Tunisie: Réformes structurelles | Fatma Marrakchi, professeure d'économie à la Faculté des Sciences Economiques et de Gestion de Tunis - "Les réformes préconisées par le FMI doivent être nos réformes à nous"

15 Février 2023

Pour l'économiste Fatma Marrakchi, la stabilisation de la dette passe inévitablement par le réaménagement du budget de l'Etat. Mais pour couper le mal à la racine, la Tunisie doit se positionner sur une trajectoire de croissance et de création de richesses.

Intervenant lors de la conférence-débat qui a été organisée, récemment, par l'association tunisienne pour la Formation, l'Art et la Culture (FAC) en partenariat avec le département de Finance-Comptabilité de l'Essec de Tunis, sous le thème "Loi de finances 2023 : Retombées économiques et sociales", la professeure d'économie, Fatma Marrakchi, est revenue sur les dérapages budgétaires qui ont conduit au surendettement de l'Etat.

Pour l'économiste, le réaménagement du budget est, aujourd'hui, une solution impérative pour stabiliser la dette et réduire le déficit budgétaire de l'Etat. " Je pense que chaque Tunisien doit être conscient, aujourd'hui, du fait que les réformes qui sont préconisées par le FMI doivent être nos réformes à nous. On doit être conscient que ce sont des réformes qu'on doit faire impérativement, sinon on ne pourra pas s'en sortir", a-t-elle asséné.

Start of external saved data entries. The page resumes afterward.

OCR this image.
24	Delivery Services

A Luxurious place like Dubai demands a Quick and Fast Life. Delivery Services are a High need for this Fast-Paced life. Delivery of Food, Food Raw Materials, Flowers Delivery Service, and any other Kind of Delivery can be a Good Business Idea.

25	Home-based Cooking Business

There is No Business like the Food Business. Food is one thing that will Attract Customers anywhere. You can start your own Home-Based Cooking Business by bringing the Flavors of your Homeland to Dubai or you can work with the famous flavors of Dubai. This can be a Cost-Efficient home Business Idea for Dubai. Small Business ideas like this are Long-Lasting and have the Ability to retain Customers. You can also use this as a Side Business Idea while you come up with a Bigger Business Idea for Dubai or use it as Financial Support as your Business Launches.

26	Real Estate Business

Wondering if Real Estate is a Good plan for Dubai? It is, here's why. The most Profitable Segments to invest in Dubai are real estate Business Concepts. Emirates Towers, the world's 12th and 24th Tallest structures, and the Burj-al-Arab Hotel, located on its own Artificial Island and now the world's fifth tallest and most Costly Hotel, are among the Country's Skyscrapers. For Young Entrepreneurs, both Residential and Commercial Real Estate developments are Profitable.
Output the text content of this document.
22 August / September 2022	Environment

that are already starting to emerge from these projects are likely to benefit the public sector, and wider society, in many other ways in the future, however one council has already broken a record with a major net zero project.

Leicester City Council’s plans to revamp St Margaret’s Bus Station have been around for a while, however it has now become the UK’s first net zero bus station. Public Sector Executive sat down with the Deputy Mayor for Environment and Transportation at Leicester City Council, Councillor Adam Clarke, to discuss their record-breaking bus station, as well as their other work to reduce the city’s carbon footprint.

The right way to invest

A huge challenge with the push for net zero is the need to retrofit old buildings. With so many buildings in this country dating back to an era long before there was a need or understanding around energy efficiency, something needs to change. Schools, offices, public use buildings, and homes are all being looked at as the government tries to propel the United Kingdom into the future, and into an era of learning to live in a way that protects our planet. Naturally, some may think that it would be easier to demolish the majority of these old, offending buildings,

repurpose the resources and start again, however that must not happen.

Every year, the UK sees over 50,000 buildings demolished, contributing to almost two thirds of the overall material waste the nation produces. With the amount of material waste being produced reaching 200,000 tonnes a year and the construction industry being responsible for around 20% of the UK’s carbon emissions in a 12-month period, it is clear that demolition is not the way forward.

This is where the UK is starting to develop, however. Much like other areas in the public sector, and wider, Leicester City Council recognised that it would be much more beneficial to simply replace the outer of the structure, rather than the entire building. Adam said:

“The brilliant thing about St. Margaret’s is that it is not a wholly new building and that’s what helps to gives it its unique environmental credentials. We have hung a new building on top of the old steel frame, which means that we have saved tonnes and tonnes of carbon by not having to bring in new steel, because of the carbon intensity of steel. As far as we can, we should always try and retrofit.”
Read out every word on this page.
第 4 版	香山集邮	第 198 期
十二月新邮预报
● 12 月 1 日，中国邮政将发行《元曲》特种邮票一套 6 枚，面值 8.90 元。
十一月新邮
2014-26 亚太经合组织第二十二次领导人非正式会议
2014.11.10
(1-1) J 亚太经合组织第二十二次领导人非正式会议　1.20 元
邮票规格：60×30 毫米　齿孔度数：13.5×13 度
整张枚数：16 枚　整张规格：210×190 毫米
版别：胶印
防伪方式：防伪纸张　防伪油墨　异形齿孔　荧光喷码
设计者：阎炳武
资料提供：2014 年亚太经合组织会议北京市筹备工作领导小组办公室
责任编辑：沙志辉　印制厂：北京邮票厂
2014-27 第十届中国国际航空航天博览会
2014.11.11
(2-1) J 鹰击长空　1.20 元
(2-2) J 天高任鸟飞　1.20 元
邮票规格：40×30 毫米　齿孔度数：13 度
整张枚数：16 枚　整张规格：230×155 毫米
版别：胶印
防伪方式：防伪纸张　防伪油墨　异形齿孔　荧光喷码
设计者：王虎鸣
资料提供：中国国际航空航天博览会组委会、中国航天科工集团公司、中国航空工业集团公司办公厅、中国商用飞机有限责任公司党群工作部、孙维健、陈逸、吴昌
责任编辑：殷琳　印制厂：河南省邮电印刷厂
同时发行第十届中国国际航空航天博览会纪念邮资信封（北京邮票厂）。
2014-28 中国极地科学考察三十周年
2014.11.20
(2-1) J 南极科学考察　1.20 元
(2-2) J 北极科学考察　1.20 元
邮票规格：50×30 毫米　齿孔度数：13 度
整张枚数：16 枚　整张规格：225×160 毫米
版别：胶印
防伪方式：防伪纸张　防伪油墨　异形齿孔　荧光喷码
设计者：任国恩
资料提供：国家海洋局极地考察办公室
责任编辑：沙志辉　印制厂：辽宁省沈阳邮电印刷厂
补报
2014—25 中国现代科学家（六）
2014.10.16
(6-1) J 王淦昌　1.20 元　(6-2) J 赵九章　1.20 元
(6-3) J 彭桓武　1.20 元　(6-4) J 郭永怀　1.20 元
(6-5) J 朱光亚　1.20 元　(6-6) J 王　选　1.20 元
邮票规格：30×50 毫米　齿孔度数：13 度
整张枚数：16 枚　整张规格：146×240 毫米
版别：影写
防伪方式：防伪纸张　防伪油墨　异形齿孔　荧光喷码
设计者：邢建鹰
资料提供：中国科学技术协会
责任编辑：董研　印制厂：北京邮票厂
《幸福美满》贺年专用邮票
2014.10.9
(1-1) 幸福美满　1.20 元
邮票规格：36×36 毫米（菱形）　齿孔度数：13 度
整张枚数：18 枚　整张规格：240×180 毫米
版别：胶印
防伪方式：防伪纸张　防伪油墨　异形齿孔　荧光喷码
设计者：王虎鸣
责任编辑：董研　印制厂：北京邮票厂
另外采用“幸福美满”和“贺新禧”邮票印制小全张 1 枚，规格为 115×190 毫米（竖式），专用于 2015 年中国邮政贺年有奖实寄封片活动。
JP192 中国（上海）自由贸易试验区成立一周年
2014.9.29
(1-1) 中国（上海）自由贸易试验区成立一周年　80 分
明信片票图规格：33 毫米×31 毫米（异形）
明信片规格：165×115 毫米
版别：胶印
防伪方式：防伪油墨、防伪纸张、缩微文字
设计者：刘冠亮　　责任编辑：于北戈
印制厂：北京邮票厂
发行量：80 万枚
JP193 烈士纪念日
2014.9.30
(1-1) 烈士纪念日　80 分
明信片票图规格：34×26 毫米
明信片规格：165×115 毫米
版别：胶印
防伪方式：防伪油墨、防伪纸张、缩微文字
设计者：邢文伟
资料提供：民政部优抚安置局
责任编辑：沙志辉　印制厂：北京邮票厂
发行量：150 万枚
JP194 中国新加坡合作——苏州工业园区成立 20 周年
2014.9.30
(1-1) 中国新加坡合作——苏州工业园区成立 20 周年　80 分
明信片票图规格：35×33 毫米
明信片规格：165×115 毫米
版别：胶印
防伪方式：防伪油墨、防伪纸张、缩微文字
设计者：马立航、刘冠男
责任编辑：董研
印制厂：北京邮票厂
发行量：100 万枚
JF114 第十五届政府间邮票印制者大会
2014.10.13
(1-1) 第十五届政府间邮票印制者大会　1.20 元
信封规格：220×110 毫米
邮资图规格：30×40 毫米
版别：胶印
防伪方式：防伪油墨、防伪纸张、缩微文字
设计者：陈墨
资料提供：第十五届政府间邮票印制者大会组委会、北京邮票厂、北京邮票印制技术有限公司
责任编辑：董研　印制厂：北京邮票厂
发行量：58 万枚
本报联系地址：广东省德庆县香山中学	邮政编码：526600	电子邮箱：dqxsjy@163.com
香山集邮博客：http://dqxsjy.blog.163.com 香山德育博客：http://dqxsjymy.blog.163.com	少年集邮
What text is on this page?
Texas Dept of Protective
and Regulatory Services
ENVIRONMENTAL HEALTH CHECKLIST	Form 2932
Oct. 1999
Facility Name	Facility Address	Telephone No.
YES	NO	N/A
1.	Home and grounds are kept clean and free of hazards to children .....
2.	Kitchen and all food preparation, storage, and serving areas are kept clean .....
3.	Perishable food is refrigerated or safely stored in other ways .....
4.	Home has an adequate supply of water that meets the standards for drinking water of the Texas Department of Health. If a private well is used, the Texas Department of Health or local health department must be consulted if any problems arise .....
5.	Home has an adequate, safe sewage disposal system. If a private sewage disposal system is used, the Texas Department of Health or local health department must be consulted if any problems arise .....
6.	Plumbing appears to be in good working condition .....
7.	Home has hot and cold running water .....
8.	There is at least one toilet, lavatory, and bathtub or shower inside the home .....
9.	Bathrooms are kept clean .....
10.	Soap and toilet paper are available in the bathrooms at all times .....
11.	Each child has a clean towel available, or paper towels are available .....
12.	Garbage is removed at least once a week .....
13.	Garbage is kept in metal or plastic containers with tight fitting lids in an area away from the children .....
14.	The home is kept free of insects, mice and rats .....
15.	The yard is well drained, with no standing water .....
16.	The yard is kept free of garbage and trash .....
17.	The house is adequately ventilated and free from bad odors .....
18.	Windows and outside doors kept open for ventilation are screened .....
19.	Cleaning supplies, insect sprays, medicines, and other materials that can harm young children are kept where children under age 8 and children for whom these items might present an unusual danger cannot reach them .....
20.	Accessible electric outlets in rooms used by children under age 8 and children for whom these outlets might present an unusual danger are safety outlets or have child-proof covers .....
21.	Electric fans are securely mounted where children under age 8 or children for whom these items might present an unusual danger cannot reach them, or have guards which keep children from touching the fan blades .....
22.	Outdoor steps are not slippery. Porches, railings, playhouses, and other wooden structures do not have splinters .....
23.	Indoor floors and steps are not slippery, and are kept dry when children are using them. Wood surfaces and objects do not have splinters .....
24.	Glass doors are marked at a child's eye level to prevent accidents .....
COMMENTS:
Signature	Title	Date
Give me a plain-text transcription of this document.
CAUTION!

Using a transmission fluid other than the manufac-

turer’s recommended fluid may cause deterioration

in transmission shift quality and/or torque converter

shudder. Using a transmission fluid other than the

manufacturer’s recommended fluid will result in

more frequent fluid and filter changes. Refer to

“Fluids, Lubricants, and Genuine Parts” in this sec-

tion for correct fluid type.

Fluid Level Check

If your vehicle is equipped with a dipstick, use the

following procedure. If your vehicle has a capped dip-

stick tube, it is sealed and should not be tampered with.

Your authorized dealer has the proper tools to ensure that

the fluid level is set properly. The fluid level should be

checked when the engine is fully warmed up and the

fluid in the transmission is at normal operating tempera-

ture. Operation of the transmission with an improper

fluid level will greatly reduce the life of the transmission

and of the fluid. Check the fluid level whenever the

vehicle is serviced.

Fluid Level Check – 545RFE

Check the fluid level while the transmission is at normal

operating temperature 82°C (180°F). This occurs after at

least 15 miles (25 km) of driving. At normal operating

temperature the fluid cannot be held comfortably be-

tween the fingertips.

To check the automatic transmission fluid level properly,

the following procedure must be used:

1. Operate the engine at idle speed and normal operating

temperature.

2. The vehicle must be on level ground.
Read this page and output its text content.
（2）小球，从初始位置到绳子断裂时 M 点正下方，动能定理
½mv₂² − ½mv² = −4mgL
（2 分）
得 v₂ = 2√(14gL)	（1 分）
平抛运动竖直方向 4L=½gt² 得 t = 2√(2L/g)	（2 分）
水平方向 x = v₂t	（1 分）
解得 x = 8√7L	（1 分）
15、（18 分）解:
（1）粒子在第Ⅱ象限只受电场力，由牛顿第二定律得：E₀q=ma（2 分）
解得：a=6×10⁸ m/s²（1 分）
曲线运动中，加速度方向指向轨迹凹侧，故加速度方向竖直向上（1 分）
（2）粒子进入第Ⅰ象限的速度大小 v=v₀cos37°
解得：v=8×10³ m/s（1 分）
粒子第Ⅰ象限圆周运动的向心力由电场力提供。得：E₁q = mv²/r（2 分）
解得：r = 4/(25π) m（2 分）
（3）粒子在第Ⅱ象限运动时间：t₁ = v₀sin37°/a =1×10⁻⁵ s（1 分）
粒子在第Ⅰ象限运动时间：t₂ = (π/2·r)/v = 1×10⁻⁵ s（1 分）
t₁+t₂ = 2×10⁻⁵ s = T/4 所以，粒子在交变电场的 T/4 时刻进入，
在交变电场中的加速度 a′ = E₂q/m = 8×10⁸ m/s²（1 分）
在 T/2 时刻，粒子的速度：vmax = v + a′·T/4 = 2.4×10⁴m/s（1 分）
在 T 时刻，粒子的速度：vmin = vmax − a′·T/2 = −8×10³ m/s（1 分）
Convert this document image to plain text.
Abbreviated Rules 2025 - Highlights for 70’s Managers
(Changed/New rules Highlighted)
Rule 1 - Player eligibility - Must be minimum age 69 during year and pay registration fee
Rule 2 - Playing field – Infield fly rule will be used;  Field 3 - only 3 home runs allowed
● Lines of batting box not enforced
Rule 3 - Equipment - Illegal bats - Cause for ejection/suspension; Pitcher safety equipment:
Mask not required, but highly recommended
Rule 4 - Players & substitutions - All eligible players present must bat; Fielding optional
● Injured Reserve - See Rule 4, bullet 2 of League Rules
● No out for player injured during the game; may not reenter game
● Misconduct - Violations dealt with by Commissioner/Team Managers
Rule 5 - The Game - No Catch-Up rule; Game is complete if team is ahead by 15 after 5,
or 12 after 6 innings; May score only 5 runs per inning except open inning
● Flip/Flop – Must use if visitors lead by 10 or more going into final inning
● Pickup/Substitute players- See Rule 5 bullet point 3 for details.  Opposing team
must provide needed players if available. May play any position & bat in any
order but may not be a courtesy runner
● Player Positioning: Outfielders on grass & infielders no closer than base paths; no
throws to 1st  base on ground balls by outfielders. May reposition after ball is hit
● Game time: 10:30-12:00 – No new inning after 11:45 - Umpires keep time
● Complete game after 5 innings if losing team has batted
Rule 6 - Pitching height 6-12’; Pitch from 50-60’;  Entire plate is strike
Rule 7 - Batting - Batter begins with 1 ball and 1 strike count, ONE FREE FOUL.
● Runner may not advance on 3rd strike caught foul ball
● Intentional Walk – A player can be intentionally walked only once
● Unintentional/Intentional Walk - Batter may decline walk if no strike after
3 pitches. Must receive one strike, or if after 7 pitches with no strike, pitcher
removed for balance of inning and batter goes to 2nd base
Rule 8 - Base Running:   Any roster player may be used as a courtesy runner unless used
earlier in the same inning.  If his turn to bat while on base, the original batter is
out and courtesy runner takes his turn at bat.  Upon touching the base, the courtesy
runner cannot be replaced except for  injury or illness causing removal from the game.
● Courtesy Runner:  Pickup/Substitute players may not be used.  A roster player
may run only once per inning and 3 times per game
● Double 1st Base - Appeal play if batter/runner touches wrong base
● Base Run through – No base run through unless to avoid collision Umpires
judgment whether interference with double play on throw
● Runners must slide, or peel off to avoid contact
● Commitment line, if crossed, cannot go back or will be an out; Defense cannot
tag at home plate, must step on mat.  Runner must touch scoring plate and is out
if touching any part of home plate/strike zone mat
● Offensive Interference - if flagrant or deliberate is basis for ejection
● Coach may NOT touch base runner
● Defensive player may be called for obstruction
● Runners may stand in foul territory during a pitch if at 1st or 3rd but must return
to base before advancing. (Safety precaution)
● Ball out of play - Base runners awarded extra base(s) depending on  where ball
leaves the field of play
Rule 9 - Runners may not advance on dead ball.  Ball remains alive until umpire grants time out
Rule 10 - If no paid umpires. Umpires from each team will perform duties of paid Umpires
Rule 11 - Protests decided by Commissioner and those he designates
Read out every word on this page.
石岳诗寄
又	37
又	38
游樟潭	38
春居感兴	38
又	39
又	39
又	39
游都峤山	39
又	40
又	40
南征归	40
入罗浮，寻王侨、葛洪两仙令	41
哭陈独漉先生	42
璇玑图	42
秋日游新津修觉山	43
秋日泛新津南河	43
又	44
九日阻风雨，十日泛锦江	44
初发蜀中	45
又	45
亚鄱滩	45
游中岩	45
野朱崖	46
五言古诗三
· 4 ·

Un mode d'allocation qui nourrit le gaspillage

Pour mettre l'accent sur la nécessité de la réforme budgétaire, la professeure a pointé le mode d'allocation des ressources qui pose problème en Tunisie. En effet, sachant que sur chaque dinar de recettes fiscales collectées, 0,560 dinar va aux salaires et 0,425 dinar va aux interventions, il est clair que l'allocation des ressources budgétaires est loin d'être optimale et nécessite un nouveau mode de répartition. " La masse salariale a enflé au cours des dernières années, et nous ne créons pas assez de richesses pour diluer cette masse salariale", fait-elle remarquer. Pareil pour le poste des interventions (qui comporte entre autres les transferts aux familles nécessiteuses, les aides aux entreprises publiques, les transferts pour les importations du blé, de l'énergie mais aussi pour la compensation) qui a connu une hausse inhabituelle en Tunisie, au cours de la dernière décennie, accentuant, de ce fait, le gaspillage et la surconsommation des produits subventionnés. L'application de la vérité des prix s'avère dans ce contexte indispensable pour maîtriser ce gaspillage qui nuit aux équilibres budgétaires. " On ne peut pas fonctionner comme ça, on ne peut pas mettre nos impôts là où il ne faut pas. Je pense que tous les Tunisiens doivent être d'accord sur cette solution , et que les entreprises publiques doivent subir une réforme au niveau de la gouvernance interne. On peut la réussir comme on a fait avec les banques publiques", a-t-elle enchaîné.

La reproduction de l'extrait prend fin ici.